Les milieux écologiques, emmenés par l’Initiative des Alpes, ne lui font pas confiance. Ils refusent la solution d’un tunnel supplémentaire et proposent un système de double chaussée roulante pendant la durée de l’assainissement du tunnel routier, entre Airolo et Göschenen pour les voitures, entre Erstfeld et Biasca par le tunnel de base pour les poids lourds, au prix de 850 millions. Ajoutés au coût d'assainissement du tunnel routier, ce seront 1,5 milliard qui auront été dépensés.

L’exercice durerait quatre ans et, à la fin, il ne resterait rien. Ce serait une dépense pure, pas un investissement. Un repas chez le meilleur cuisinier du monde, certes, mais dont il ne reste le lendemain que le souvenir. Jamais une telle dépense n’aura dû être amortie en si peu de temps. Ces 850 millions seraient dépensés pour permettre l’assainissement du tunnel routier, devisé à 650 millions! Le Conseil fédéral recourt au concept de "tunnel d'assainissement". Quant au tunnel historique, il resterait dans son état actuel, désuet, hors normes, plus que probablement laissé à l’abandon. Pour le rendre conforme aux normes de sécurité actuelles, il faudrait encore 600 millions de plus. Mais pour permettre quel trafic? Il faut aussi rejeter la solution de l’Initiative des Alpes.

La solution du Conseil fédéral pas plus que celle de L’initiative des Alpes ne sont satisfaisantes : il faut les rejeter toutes les deux.

Ma proposition est tout autre: transformer le tunnel historique, dont les portails sont très voisins de ceux du tunnel routier, en second tunnel routier sûr; l’élargir, le doter d’une galerie de sécurité.

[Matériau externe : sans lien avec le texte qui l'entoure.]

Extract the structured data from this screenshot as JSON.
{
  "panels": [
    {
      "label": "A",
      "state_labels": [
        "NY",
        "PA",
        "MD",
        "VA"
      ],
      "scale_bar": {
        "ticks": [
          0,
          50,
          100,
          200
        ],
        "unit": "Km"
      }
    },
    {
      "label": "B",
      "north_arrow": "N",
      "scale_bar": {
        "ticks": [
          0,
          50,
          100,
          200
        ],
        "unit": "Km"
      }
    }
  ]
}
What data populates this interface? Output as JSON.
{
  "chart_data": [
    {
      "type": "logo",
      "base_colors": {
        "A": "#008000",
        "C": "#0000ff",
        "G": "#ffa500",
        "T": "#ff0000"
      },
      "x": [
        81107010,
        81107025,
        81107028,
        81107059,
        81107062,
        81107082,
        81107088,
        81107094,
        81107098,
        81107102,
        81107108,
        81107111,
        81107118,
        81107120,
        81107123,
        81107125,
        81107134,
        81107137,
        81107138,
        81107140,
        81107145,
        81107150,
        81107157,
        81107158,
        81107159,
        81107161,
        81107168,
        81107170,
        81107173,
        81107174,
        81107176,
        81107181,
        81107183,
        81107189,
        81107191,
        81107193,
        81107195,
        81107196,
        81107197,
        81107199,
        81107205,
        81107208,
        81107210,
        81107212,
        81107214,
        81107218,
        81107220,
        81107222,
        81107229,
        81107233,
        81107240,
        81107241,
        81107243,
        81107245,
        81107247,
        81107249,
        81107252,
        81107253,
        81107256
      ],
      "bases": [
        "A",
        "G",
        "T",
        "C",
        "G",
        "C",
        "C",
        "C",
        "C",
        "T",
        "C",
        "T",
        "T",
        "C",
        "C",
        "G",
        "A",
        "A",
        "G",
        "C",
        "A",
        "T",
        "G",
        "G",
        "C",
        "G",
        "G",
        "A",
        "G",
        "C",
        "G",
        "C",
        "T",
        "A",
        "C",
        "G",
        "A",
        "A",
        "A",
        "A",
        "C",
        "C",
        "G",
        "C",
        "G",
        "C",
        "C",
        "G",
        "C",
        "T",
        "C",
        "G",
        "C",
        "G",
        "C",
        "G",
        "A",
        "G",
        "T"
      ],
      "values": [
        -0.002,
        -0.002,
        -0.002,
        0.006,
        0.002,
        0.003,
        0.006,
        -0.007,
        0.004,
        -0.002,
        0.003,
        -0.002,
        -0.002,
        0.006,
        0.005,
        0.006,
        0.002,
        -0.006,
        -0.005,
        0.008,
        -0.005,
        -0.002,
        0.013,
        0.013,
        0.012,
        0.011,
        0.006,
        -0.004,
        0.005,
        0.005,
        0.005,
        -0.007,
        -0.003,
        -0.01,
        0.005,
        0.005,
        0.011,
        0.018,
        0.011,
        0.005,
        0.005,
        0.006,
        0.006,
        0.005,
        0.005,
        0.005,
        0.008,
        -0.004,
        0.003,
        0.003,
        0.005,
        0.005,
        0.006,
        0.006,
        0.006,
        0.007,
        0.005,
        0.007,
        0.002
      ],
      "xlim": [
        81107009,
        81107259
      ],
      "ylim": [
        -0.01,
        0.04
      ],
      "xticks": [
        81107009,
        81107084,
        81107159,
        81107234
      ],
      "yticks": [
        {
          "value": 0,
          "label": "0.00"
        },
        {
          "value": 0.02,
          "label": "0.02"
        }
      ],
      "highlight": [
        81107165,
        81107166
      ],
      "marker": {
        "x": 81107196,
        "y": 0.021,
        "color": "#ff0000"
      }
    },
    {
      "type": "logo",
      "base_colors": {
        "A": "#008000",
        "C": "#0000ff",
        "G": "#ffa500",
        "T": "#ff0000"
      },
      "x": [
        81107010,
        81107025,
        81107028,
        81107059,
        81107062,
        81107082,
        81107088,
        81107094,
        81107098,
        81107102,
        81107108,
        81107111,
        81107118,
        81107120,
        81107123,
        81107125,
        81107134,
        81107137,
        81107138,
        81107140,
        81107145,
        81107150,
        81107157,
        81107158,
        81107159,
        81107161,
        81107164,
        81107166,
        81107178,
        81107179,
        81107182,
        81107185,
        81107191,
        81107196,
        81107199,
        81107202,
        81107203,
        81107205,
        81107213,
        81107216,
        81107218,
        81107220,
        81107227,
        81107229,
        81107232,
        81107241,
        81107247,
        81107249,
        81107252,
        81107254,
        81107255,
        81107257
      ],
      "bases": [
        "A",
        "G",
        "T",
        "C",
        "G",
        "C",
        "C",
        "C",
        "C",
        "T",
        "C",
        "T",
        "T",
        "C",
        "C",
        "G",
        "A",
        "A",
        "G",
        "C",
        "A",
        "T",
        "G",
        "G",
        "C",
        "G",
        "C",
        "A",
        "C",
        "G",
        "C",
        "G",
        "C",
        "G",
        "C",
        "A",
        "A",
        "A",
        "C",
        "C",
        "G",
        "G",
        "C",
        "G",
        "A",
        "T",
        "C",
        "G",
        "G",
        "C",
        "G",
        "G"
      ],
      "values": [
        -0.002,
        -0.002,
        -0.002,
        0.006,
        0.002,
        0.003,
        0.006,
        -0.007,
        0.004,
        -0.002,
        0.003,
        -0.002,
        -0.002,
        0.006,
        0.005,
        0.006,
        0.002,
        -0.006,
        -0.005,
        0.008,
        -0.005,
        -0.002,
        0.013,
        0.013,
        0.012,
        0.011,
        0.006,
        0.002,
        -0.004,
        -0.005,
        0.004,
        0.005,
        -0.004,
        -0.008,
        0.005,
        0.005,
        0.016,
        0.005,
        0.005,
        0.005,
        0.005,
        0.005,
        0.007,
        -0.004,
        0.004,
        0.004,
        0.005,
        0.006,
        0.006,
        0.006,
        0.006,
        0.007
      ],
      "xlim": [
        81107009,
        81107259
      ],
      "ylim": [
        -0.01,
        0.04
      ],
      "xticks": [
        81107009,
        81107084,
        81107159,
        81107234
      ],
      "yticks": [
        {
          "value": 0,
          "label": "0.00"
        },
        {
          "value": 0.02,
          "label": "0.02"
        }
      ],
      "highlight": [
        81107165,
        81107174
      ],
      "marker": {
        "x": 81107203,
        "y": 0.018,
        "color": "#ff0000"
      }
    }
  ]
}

Après cela, le tunnel actuel pourra être assaini sans aucune restriction du trafic, qui passera par l’ancien tunnel ferroviaire transformé, après quoi les deux tunnels seront utilisables.

L’ensemble des travaux aura coûté 1,4 milliard, soit la moitié de ce que coûterait la solution du Conseil fédéral, pour le même résultat, mais sans aucune interruption de trafic. Elle aura coûté autant que la solution proposée par l’Initiative des Alpes, mais sans entrave d'aucune sorte au trafic automobile pendant la durée des travaux d'assainissement du tunnel routier actuel.

Commentaires

Louis Favre doit se retourner dans sa tombe en lisant votre massacre !!!

Écrit par : Dervey J | 04/06/2014

Monsieur Dervey, je crois pouvoir mettre votre commentaire indigné sur le compte de votre respect pour les réalisations de nos prédécesseurs. C'est vrai que ma solution a un côté un peu sacrilège.

Mais que proposez-vous? Comme je l'ai écrit dans mon article, les CFF ont décidé de ne plus faire passer de train de marchandises par la ligne de montagne. Le trafic des voyageurs sera à l'évidence lui aussi réduit à une portion de misère. Je ne serai en rien responsable de ces décisions.

Ma proposition consiste à transformer les rampes d'accès en ligne touristique. Elle propose également une utilité pour le tunnel historique. Que deviendrait-il sinon lorsque plus aucun train ne le l'empruntera? une champignonnière?

Je ne suis pas sûr que vous ayez raison. Je pense que Louis Favre serait au contraire heureux que la Suisse trouve à son tunnel une nouvelle raison de vivre, pendant plusieurs décennies.